Hanover Housing Association
- Founded: 1963
- Type: Housing and services for people aged 55 and over
- Location: Staines-upon-Thames, UK;
- Region served: England, United Kingdom
- Product: Retirement housing; extra care housing; downsizer housing; properties for rent and sale
- Key people: Dr Stuart Burgess MBE (Chair), Dame Clare Tickell (Chief Executive)
- Website: http://www.hanover.org.uk

= Hanover Housing Association =

Hanover Housing Association was a British registered social landlord (RSL) and a not for profit exempt charity registered as an industrial and provident society, number 16324R, up until November 2018, when the Association merged with Anchor to form Anchor Hanover Group.

== History ==
Hanover Housing Association was formed in 1963 and was named after Hanover Gate, the West Gate into London's Regent's Park, where the first Board meetings of the Association were held.

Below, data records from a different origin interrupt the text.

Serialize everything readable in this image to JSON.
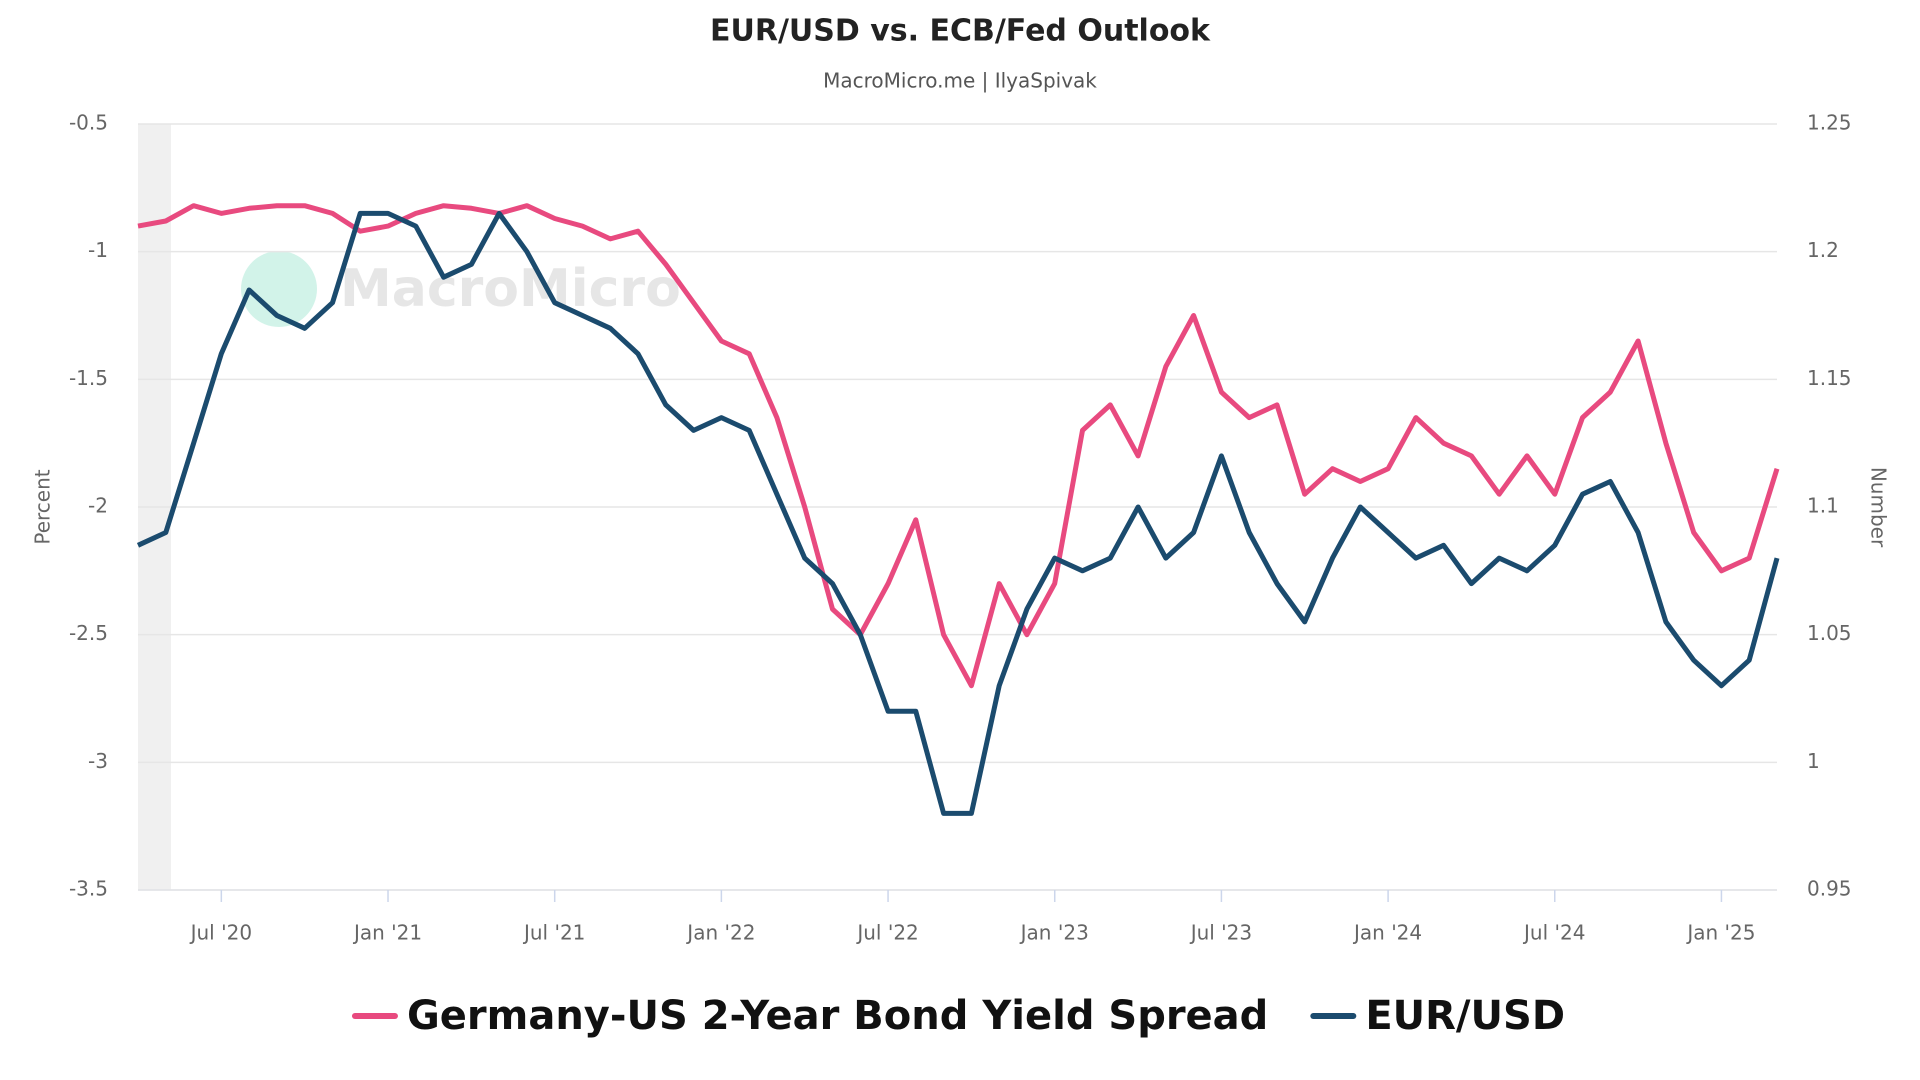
{
  "chart_data": {
    "type": "line",
    "title": "EUR/USD vs. ECB/Fed Outlook",
    "subtitle": "MacroMicro.me | IlyaSpivak",
    "watermark": "MacroMicro",
    "y_label": "Percent",
    "y2_label": "Number",
    "grid": true,
    "legend": "bottom",
    "x": [
      "2020-04",
      "2020-05",
      "2020-06",
      "2020-07",
      "2020-08",
      "2020-09",
      "2020-10",
      "2020-11",
      "2020-12",
      "2021-01",
      "2021-02",
      "2021-03",
      "2021-04",
      "2021-05",
      "2021-06",
      "2021-07",
      "2021-08",
      "2021-09",
      "2021-10",
      "2021-11",
      "2021-12",
      "2022-01",
      "2022-02",
      "2022-03",
      "2022-04",
      "2022-05",
      "2022-06",
      "2022-07",
      "2022-08",
      "2022-09",
      "2022-10",
      "2022-11",
      "2022-12",
      "2023-01",
      "2023-02",
      "2023-03",
      "2023-04",
      "2023-05",
      "2023-06",
      "2023-07",
      "2023-08",
      "2023-09",
      "2023-10",
      "2023-11",
      "2023-12",
      "2024-01",
      "2024-02",
      "2024-03",
      "2024-04",
      "2024-05",
      "2024-06",
      "2024-07",
      "2024-08",
      "2024-09",
      "2024-10",
      "2024-11",
      "2024-12",
      "2025-01",
      "2025-02",
      "2025-03"
    ],
    "xlim": [
      "2020-04",
      "2025-03"
    ],
    "xticks": [
      {
        "value": "2020-07",
        "label": "Jul '20"
      },
      {
        "value": "2021-01",
        "label": "Jan '21"
      },
      {
        "value": "2021-07",
        "label": "Jul '21"
      },
      {
        "value": "2022-01",
        "label": "Jan '22"
      },
      {
        "value": "2022-07",
        "label": "Jul '22"
      },
      {
        "value": "2023-01",
        "label": "Jan '23"
      },
      {
        "value": "2023-07",
        "label": "Jul '23"
      },
      {
        "value": "2024-01",
        "label": "Jan '24"
      },
      {
        "value": "2024-07",
        "label": "Jul '24"
      },
      {
        "value": "2025-01",
        "label": "Jan '25"
      }
    ],
    "ylim": [
      -3.5,
      -0.5
    ],
    "yticks": [
      -3.5,
      -3,
      -2.5,
      -2,
      -1.5,
      -1,
      -0.5
    ],
    "y2lim": [
      0.95,
      1.25
    ],
    "y2ticks": [
      0.95,
      1,
      1.05,
      1.1,
      1.15,
      1.2,
      1.25
    ],
    "series": [
      {
        "name": "Germany-US 2-Year Bond Yield Spread",
        "color": "#e84a7f",
        "axis": "y",
        "values": [
          -0.9,
          -0.88,
          -0.82,
          -0.85,
          -0.83,
          -0.82,
          -0.82,
          -0.85,
          -0.92,
          -0.9,
          -0.85,
          -0.82,
          -0.83,
          -0.85,
          -0.82,
          -0.87,
          -0.9,
          -0.95,
          -0.92,
          -1.05,
          -1.2,
          -1.35,
          -1.4,
          -1.65,
          -2.0,
          -2.4,
          -2.5,
          -2.3,
          -2.05,
          -2.5,
          -2.7,
          -2.3,
          -2.5,
          -2.3,
          -1.7,
          -1.6,
          -1.8,
          -1.45,
          -1.25,
          -1.55,
          -1.65,
          -1.6,
          -1.95,
          -1.85,
          -1.9,
          -1.85,
          -1.65,
          -1.75,
          -1.8,
          -1.95,
          -1.8,
          -1.95,
          -1.65,
          -1.55,
          -1.35,
          -1.75,
          -2.1,
          -2.25,
          -2.2,
          -1.85
        ]
      },
      {
        "name": "EUR/USD",
        "color": "#1b4b6e",
        "axis": "y2",
        "values": [
          1.085,
          1.09,
          1.125,
          1.16,
          1.185,
          1.175,
          1.17,
          1.18,
          1.215,
          1.215,
          1.21,
          1.19,
          1.195,
          1.215,
          1.2,
          1.18,
          1.175,
          1.17,
          1.16,
          1.14,
          1.13,
          1.135,
          1.13,
          1.105,
          1.08,
          1.07,
          1.05,
          1.02,
          1.02,
          0.98,
          0.98,
          1.03,
          1.06,
          1.08,
          1.075,
          1.08,
          1.1,
          1.08,
          1.09,
          1.12,
          1.09,
          1.07,
          1.055,
          1.08,
          1.1,
          1.09,
          1.08,
          1.085,
          1.07,
          1.08,
          1.075,
          1.085,
          1.105,
          1.11,
          1.09,
          1.055,
          1.04,
          1.03,
          1.04,
          1.08
        ]
      }
    ]
  }
}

The Association managed almost 19,000 mixed tenure Retirement and Extra Care properties on more than 600 estates.

The proposed merger of Hanover Housing Association and Anchor was announced in May 2018, and was completed successfully later the same year, creating Anchor Hanover Group.

Dr Stuart Burgess CBE was Chairman of the Association and Clare Tickell was the Chief Executive until the merger with Anchor.